J'ai l'impression que c'est de plus en plus souvent mais j'en suis pas sûr. Faudrait que je fasse une moyenne à partir d'un bilan mais j'ai peur du résultat.
Qu'est-ce que ça signifierait si, effectivement, je faisais des rêves de plus en plus souvent ? Je sais pas mais je crois pas que je veuille le savoir...
Bon, pour en revenir à mon rêve de cette nuit, j'ai eu beaucoup de mal à m'endormir après tout ce qu'il s'est passé hier, Shikou et Victor.
En parlant de Victor, c'est dommage que Gabriel l'ait empêché de plus nous expliquer, j'aurais aimé l'écouter plus longtemps, et si il y a un moyen pour que les magiciens aient plus peur, je veux y croire et aider à le mettre en place mais, même si je comprend ce qu'il veut dire, Victor continue à me faire un peu peur.

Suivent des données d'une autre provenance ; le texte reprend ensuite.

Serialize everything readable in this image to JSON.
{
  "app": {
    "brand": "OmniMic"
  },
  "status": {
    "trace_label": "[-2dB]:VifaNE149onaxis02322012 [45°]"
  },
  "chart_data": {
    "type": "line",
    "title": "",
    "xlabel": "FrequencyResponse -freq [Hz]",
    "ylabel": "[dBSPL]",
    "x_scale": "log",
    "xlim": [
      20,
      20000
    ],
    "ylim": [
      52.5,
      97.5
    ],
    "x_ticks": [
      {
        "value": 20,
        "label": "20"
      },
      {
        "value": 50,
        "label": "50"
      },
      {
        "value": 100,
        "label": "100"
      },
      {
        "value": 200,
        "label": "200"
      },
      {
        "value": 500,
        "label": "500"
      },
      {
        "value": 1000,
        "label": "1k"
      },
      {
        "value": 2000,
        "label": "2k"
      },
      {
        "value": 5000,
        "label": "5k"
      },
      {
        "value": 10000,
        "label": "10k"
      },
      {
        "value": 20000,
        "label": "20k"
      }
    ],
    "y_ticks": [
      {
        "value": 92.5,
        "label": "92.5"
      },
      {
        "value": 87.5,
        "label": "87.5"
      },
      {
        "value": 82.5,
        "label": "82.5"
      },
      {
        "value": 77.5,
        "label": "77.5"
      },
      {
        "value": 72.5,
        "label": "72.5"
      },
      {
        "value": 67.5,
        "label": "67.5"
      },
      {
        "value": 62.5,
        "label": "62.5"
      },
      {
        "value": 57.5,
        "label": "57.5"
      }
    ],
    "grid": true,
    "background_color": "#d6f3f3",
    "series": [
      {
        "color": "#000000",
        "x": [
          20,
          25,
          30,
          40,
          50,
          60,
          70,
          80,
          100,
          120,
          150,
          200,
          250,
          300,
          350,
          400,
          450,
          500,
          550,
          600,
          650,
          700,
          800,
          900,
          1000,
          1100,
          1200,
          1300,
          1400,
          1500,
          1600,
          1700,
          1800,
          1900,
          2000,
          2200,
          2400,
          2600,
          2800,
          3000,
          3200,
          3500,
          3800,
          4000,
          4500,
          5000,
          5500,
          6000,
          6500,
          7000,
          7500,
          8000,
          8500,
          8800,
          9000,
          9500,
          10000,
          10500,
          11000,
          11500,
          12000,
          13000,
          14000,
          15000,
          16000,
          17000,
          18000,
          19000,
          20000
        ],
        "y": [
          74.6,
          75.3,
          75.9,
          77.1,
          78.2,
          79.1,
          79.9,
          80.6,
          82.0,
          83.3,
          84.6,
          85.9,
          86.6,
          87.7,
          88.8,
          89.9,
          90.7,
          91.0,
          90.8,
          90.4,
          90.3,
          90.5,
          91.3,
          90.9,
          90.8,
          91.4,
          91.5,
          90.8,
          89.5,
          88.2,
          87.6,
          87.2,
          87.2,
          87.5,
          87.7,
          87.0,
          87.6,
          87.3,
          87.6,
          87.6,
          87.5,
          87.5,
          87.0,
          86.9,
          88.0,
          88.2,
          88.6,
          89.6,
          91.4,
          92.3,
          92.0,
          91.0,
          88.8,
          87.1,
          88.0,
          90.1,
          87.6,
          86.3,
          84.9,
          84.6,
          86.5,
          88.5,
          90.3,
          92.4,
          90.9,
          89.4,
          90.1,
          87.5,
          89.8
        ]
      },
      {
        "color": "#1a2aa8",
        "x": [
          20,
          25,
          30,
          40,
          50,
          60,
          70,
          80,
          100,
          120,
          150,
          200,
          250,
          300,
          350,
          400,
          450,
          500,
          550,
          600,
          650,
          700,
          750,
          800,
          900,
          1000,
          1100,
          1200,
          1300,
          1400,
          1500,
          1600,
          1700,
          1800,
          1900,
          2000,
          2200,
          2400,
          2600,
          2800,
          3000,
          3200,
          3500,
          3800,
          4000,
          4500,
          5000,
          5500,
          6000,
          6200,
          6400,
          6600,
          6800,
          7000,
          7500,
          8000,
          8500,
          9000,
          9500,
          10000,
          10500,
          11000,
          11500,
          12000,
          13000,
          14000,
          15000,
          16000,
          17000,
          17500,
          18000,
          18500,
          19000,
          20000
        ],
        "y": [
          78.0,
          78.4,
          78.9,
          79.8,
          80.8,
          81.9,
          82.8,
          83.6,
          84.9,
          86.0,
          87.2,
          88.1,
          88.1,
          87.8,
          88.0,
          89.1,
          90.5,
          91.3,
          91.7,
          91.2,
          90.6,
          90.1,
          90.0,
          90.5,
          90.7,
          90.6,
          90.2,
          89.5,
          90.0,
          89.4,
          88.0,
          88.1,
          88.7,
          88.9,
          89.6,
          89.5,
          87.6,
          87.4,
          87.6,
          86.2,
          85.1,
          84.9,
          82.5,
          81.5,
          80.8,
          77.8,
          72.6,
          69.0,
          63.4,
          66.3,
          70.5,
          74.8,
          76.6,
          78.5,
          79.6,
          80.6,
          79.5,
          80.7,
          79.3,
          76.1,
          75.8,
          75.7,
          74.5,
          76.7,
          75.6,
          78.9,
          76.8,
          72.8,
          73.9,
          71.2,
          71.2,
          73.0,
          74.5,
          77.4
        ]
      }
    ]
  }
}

En ce qui concerne Shikou, les policiers l'ont emmenée en garde-à-vue. On sait pas ce qu'ils ont décidé de faire ni ce qu'il va se passer pour elle. Pourtant, Alana a attendu Tanguy pour essayer de lui soutirer des informations mais il a rien voulu lui dire et Irwan a rien pu apprendre comme, il était à l'hôpital.
Il est revenu avec un gros pansement à la jambe mais rien de bien grave et Lucille a parfaitement guéri Adriel alors il a pu rentrer chez lui sans problème, heureusement. J'ai eu vraiment très peur.
En fait, le rêve que j'ai fait cette nuit était pas à propos d'un de mes camarades mais des deux inspecteurs. Je crois que c'était la façon dont ils se sont rencontré et ont commencé à travailler ensemble, de toute évidence.
Le rêve a été plutôt court, surtout par rapport à d'autres que j'ai déjà fait (je parle évidemment du cas des rêves que je pense provoqués par mes pouvoirs sans que je le veuille et pas des rêves plus "normaux" que tout le monde fait, magie ou non).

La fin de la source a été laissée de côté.